Ever since the Supreme Court upheld Indiana's photo ID law against a facial challenge, states have begun to enact photo ID laws. There are now 14 such laws on the books, and more in the pipeline. Another 15 states have some form of ID requirement, but not necessarily photo ID. A convenient summary of the laws is here. Photo ID laws enacted by Georgia, Texas, and South Carolina are subject to DOJ pre-clearance because they are covered jurisdictions under the increasingly antiquated section 5 of the Voting Rights Act. The DOJ (in the Bush administration) cleared Georgia's law, but in December the Obama DOJ denied pre-clearance to South Carolina's law. The DOJ letter of denial is here. What stands out in the South Carolina denial is the flimsy evidence on which the DOJ based denial. Quoting the letter: "[T]he state's data show that 8.4% of white registered voters lacked any form of DMV-issued ID, as compared to 10.0% of non-white registered voters." While it is true that this disparity means that "minority registered voters were nearly 20% more likely to lack DMV-issued ID than white registered voters," it does not follow axiomatically that they are "thus ... effectively disenfranchised." The South Carolina law, as was true of Indiana's and Georgia's laws, has several methods to make photo ID easy and free in order to preserve the franchise. Photo ID may or may not be a good idea, but the use of the pre-clearance power to frustrate a racially neutral attempt to ensure an honest vote illustrates how anachronistic section 5 has become in practice. One can justly celebrate the benefits of section 5 and simultaneously doubt its current utility, to say nothing of its questionable status as a current exercise of the enforcement power.
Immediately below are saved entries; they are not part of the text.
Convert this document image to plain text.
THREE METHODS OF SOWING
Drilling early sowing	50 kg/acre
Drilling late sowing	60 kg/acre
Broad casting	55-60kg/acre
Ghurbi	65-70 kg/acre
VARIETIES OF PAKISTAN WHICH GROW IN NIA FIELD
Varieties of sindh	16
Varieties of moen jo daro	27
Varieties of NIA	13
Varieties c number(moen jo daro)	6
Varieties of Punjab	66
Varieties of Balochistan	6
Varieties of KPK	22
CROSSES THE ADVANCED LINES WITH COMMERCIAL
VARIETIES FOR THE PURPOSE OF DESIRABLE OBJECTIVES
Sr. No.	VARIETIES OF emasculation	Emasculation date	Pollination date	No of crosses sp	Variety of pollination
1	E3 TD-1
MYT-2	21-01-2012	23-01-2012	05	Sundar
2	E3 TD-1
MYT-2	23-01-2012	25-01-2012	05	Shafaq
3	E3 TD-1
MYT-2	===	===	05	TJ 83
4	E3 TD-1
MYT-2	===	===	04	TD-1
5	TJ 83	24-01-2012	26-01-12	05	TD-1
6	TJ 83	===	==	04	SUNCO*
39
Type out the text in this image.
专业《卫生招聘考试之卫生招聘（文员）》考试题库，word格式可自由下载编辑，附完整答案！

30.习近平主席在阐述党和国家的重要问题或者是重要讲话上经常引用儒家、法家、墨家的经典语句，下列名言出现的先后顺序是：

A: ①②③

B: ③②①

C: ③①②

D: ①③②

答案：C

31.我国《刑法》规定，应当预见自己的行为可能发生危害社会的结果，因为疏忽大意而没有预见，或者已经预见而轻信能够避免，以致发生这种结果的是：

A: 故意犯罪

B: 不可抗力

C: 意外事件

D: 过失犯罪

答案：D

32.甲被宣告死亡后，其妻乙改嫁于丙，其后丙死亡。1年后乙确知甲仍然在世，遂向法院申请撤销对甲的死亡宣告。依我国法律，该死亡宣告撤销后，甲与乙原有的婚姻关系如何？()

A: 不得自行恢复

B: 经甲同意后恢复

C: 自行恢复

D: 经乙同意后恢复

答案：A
Under section 5, the covered jurisdiction bears the burden of showing that the proposed change does not have the purpose, and will not have the effect, of making members of the protected minority group worse off than they were before the change in the law. To me, this disparity means that, at least at first cut, South Carolina cannot prove no discriminatory effect.
Whether this is still a constitutional burden upon South Carolina is a separate question. But it appears that DOJ is right based upon the common understanding of the meaning of section 5.
Posted by: Rick Hasen | January 11, 2012 at 05:45 PM
One can't determine whether minority voters are "worse off than they were before the change in the law" without consideration of the effect of all the alternative methods in the law that preserve the franchise for all voters (minority and otherwise).
Posted by: Calvin Massey | January 11, 2012 at 06:53 PM
Absolutely true. But South Carolina put forward that evidence and DOJ did not think it sufficient to overcome the state's burden. That determination will now be tested in court, as it should be if the state doubts DOJ's determination.
Posted by: Rick Hasen | January 11, 2012 at 07:45 PM
In Indiana where I live, getting photo ID is neither easy nor free.
The typical Indiana would-be voter pays $12 for a birth certificate, then $20 for a driver's license, with a renewal fee every 4 years. 60% of those who go to the BMV to get ID are turned away for not having the right paperwork.
I do not know the details of S Carolina's program. Those details would be relevant to whether the program would survive scrutiny under the Crawford test, or under a 24th Amendment analysis. If the program is unconstitutional on some ground, we might be able to avoid the conflict about whether the VRA is constitutional.
Posted by: vark | January 12, 2012 at 10:03 AM
"honest vote"? where's the voter fraud these laws are meant to prevent?